Der Prozess „Risiken identifizieren“: Die Liste der Eingangswerte wurde präzisiert. So wurden der Projektmanagementplan und die Projektdokumente mit entsprechenden Aufzählungen versehen. Sonst ergeben sich keine erwähnenswerten UnsozialÄnderungen.

Neue Dokumente und Werkzeuge im Rahmen der Werkzeuge und Methoden:

  • Innerhalb der Checklisten wird jetzt auch eine „generische Checkliste“ genannt(11.2.2.2).

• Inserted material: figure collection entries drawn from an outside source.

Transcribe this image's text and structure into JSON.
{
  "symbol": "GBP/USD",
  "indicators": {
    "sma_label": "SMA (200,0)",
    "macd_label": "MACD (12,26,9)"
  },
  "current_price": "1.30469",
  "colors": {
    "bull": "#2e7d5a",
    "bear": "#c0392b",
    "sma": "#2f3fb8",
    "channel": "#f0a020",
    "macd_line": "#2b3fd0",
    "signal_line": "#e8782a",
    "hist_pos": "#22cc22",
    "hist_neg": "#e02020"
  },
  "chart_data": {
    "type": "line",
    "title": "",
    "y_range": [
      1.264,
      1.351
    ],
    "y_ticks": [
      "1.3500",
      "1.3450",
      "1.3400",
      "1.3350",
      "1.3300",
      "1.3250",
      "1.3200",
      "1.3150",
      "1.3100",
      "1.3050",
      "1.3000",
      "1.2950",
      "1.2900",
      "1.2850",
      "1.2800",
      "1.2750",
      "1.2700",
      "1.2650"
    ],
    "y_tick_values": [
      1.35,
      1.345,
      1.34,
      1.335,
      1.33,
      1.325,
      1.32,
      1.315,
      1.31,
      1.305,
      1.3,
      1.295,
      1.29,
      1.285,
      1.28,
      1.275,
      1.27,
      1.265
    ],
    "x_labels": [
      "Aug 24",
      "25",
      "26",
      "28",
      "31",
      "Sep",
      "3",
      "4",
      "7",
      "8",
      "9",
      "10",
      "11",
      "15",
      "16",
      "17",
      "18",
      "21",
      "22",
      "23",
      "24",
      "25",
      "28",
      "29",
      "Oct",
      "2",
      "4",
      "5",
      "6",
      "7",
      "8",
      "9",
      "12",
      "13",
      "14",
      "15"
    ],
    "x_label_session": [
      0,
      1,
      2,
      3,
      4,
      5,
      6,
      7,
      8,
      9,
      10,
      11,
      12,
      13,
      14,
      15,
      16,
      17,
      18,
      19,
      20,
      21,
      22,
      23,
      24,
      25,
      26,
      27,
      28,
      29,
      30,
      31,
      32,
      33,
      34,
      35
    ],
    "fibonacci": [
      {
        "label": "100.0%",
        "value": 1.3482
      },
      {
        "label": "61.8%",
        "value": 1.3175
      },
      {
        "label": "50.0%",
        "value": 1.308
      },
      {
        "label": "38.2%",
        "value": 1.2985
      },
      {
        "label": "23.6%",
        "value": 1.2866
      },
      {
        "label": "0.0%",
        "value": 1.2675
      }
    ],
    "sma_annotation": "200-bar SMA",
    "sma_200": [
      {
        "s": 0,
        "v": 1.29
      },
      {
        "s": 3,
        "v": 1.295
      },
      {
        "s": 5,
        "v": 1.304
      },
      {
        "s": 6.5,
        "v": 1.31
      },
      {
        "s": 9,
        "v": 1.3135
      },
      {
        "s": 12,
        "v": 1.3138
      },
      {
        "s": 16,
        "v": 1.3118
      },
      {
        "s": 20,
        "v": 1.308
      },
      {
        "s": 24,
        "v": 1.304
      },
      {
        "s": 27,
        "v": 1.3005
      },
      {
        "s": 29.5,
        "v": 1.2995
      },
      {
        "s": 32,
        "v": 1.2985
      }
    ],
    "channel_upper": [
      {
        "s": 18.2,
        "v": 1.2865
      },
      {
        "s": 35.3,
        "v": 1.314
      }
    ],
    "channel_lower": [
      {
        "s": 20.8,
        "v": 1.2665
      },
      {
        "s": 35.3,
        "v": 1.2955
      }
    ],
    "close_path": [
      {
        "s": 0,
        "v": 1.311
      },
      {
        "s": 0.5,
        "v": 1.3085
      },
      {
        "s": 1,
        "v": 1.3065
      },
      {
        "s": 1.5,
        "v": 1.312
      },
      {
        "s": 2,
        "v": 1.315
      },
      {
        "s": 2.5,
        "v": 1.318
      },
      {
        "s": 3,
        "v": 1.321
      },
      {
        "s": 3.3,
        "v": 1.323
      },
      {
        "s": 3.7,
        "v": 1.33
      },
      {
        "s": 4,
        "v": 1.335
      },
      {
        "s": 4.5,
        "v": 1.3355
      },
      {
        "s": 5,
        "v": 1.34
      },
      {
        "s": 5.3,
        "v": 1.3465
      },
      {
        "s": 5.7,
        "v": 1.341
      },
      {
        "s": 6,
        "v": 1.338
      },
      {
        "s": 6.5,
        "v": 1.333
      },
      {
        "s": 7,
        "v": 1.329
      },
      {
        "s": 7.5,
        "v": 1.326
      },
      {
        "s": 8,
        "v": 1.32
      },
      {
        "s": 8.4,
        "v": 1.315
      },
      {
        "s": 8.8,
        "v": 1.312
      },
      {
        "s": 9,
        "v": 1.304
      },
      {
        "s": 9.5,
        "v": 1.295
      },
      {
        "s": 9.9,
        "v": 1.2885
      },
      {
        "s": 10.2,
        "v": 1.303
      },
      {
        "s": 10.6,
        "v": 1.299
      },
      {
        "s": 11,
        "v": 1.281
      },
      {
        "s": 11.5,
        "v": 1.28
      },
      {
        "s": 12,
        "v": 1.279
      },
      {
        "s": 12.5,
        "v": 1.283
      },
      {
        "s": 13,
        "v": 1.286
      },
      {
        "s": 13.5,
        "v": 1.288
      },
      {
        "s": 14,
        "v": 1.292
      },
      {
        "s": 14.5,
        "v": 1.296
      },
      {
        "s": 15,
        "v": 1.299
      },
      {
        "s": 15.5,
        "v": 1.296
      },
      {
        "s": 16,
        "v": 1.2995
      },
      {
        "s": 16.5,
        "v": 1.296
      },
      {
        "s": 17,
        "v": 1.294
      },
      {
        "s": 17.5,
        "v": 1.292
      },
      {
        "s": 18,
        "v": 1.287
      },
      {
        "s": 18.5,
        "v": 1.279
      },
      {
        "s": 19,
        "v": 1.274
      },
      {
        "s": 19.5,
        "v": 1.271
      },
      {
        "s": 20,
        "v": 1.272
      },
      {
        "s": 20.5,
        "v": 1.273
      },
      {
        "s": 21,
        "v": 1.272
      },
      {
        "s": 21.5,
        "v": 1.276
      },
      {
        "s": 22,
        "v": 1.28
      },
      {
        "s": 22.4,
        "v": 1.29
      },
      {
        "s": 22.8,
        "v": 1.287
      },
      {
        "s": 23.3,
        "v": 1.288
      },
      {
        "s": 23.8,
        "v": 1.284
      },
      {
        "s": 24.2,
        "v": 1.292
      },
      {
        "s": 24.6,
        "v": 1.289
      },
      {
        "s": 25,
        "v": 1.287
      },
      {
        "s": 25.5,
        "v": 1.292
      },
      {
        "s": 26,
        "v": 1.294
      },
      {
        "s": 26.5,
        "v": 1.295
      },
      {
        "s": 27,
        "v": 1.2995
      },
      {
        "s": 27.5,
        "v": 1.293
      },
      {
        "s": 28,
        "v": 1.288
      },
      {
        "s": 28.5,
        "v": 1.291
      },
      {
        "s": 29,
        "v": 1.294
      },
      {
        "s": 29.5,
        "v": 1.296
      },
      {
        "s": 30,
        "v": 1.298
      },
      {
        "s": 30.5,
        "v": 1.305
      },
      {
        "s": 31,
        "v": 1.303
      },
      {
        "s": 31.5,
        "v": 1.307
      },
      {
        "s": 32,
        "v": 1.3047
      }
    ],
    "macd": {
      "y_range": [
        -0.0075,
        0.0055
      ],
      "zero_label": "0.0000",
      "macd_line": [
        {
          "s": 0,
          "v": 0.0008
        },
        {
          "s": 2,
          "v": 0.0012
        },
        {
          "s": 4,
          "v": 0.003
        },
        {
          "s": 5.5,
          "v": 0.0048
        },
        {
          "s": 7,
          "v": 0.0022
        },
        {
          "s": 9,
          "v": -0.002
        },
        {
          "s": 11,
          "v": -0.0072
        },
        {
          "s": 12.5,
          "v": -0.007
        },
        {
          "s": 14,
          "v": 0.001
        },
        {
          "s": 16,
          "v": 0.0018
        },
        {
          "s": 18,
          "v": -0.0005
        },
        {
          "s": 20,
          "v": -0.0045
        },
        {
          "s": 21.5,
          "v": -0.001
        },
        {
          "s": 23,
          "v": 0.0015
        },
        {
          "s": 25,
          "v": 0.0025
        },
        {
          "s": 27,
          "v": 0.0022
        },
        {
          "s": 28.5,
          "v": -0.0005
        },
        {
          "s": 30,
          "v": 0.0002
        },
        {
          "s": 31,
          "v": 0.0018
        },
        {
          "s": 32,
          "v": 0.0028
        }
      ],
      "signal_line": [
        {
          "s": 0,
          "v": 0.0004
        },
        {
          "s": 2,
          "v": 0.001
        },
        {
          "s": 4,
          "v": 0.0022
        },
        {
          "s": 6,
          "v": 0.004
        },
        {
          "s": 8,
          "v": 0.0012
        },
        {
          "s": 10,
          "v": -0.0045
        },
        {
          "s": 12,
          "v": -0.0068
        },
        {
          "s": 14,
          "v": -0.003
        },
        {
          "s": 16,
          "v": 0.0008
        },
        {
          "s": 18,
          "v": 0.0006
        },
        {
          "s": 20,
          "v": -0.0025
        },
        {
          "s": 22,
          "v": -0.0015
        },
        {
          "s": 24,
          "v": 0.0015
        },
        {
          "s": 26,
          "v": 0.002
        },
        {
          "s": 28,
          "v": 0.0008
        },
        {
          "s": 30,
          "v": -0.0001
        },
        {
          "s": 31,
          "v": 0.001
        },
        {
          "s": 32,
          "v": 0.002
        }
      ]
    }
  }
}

Wenn die „normale Checkliste“ auf eigene Erfahrungen zurückgreift, basiert die generische Checkliste auf Branchenerfahrungen.
  • Die soziale Kompetenz ist ebenfalls ein neues Werkzeug im Rahmen der Risikoidentifikation. Sie wird hier aber nur als Mittel der Moderationsfähigkeit genannt, eine Hilfestellung zu bieten, die Risikoidentifikation für das Team effizienter zu betreiben. Meiner Ansicht nach, sollte die soziale Kompetenz ebenfalls im Rahmen der Risikoanalyse genutzt werden, soziale Risiken besser antizipierend zu erkennen. Nach wie vor gilt: Die meisten Projekte scheitern wegen sozialer Konflikte.